I. Kalıtımla ilgili yeni bilgilerin 21. yüzyılda açtığı ufuk DNA keşfi ile birlikte hastalıklı genler çıkarılabilmektedir. Daha verimli hayvan ve bitkiler üretilmek için devamlı çalışmalar yapılmakta. Gen teknoloji ile biyogaz, yapay yem, antibiyotik, biyolojik arıtma, ekmek üretimi alanlarında çalışmalar yapılmaktadır. Hastalıksız bir dünya hedef edilmektedir.
i.

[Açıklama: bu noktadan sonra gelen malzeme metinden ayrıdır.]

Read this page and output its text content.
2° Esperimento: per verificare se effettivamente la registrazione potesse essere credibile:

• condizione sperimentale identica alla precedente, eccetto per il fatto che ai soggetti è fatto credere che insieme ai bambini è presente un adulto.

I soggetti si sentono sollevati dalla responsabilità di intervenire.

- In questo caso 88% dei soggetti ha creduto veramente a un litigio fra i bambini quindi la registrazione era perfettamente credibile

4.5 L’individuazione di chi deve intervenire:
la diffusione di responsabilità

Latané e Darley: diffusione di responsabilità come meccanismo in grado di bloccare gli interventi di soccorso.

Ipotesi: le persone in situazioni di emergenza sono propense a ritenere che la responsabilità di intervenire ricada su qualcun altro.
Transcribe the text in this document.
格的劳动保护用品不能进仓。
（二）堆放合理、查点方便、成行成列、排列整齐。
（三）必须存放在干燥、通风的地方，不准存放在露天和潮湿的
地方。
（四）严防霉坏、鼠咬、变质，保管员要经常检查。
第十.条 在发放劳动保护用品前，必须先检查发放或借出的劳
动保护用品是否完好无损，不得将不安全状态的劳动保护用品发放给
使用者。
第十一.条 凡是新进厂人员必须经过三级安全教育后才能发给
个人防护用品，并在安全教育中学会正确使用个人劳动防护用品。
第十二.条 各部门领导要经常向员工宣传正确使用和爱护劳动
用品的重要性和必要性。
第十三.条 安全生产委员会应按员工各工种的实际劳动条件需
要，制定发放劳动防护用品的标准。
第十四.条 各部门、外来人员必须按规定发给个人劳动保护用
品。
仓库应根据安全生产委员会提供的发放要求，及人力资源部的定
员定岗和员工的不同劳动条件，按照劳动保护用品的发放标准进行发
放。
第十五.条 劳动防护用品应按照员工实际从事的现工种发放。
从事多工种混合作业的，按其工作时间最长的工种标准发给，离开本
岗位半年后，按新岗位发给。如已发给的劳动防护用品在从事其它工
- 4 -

Genetik alandaki gelişmeler DNA yapısının çözülmesi ile çevreye ve hastalıklara daha dayanıklı bitki ve hayvanlar üretilmeye başlandı. Bitkilere böcek ilacı konuldu ama insan sağlığına zararlı olduğu anlaşıldı. İnsanların, bitki ve hayvanlardan üretim yoluyla kendileri için daha yararlı genetik soyları yetiştirmişlerdir.
Daha fazla süt üretmek için ineklerin genlerinde değişiklikler yapılmıştır. Melezleştirme yoluyla farklı iki tür birleştirilmiştir. Mısırlar da yapıldığı gibi. Genetik kopyalama yoluyla koyun kopyalanmıştır.
j. Biyoteknoloji uygulamalarının sağladığı yararlar Üretilen özel insülin sayesinde ilaçların yan etkileri engellenmiştir. Bebeklerde yapılan incelemeler ile kalıtsal hastalıklar daha önceden anlaşılmakta. Nesli tükenmiş canlıların tekrar üretilmesi yolunda çalışmalar yapılmaktadır. Suçluların DNA yoluyla kimliklerinin belirlenmesinde yararlanılmaktadır.